Bectu is launching a Safer Theatres Charter in the UK, demanding theatre management companies do more “to provide a safe environment for audiences and workers”.
Venues are being asked to commit to five pledges, including making announcements before shows and on tickets about behavioural standards expected from audiences, publishing risk assessments relating to safe alcohol consumption in theatres and enforcing a zero-tolerance policy on antisocial behaviour.
It is also calling for theatre management companies to provide staff with necessary training and to ensure “adequate and safe staffing levels”.
Five responses from the survey
“I have been spat at for refusing entry – their group did not have enough tickets for the performance and we did not have any available seats to put them in.”
“My colleague was punched in the back of her leg while trying to assist a drunk person with getting out of their seat. She was then threatened and almost choked.”
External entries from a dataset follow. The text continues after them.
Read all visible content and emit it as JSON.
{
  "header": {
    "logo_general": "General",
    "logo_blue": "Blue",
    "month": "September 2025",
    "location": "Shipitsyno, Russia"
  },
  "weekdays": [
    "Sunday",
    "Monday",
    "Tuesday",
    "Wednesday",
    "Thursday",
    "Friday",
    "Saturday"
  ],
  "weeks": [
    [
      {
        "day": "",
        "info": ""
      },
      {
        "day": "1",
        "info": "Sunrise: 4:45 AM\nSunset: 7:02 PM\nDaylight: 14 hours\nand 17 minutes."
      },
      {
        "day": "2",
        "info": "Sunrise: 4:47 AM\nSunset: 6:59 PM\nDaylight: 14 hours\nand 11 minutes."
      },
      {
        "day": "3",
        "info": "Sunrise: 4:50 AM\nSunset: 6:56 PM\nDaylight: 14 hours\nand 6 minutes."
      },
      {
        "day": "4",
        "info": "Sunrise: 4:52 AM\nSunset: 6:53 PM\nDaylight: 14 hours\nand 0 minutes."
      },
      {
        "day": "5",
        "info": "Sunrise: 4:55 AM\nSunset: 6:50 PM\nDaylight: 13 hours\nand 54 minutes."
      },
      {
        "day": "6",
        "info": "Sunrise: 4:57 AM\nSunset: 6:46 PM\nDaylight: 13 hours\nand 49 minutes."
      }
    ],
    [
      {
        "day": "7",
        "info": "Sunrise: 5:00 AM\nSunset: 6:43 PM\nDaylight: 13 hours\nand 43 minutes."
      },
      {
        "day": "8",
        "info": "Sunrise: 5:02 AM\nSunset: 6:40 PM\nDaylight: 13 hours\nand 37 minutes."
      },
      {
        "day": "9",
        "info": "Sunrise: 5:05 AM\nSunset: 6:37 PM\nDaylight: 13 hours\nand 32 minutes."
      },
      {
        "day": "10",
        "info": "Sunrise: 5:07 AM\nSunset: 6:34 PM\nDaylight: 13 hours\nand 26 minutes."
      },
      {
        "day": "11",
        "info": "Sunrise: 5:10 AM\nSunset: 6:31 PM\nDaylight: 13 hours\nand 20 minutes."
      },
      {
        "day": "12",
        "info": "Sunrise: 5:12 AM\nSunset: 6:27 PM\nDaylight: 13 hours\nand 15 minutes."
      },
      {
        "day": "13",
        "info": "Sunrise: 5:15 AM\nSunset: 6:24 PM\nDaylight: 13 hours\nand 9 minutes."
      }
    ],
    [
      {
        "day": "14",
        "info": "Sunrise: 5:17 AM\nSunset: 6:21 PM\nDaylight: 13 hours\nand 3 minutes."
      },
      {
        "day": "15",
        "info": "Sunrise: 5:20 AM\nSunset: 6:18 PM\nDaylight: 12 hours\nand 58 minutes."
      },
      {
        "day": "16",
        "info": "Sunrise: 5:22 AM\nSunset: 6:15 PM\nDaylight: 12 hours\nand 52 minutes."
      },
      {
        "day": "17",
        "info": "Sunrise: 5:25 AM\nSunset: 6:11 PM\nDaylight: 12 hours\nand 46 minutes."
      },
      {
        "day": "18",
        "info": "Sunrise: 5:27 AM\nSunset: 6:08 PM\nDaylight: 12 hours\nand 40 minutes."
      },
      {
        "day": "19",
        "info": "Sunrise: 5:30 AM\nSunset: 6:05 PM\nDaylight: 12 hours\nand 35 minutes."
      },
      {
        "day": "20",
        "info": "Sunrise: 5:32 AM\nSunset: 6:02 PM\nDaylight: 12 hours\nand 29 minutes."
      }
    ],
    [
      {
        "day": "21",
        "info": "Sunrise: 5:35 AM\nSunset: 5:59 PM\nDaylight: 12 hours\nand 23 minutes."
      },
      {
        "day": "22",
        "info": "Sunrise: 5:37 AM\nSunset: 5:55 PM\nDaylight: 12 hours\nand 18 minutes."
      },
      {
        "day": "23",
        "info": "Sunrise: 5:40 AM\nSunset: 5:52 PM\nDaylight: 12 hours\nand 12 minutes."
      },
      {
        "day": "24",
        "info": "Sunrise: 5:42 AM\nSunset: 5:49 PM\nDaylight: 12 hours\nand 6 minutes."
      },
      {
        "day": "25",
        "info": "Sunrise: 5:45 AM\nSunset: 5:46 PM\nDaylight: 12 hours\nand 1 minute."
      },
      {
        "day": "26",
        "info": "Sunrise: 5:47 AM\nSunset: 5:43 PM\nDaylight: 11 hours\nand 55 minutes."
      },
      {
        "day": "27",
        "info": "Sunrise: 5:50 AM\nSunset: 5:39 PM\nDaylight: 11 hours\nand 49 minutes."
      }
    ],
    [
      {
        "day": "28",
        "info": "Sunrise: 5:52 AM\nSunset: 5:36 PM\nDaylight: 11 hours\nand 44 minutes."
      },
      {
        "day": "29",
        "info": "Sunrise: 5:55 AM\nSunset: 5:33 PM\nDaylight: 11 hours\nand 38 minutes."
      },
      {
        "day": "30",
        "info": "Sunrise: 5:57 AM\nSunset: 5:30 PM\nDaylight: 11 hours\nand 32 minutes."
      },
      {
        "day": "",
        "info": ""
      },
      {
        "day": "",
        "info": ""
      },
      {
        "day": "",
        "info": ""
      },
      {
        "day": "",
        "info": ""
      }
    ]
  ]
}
“Sexually assaulted by a patron. I have been kissed on my neck by a very drunk patron.”
“Been scared to walk to my car after a shift as customers told me they would wait for me. Had my staff abused and racially abused. Mostly for telling people to stop singing or because people were drunk or had taken illegal substances.”
“People have stated that because of how expensive their ticket was they are ‘entitled’ to act in a certain way.”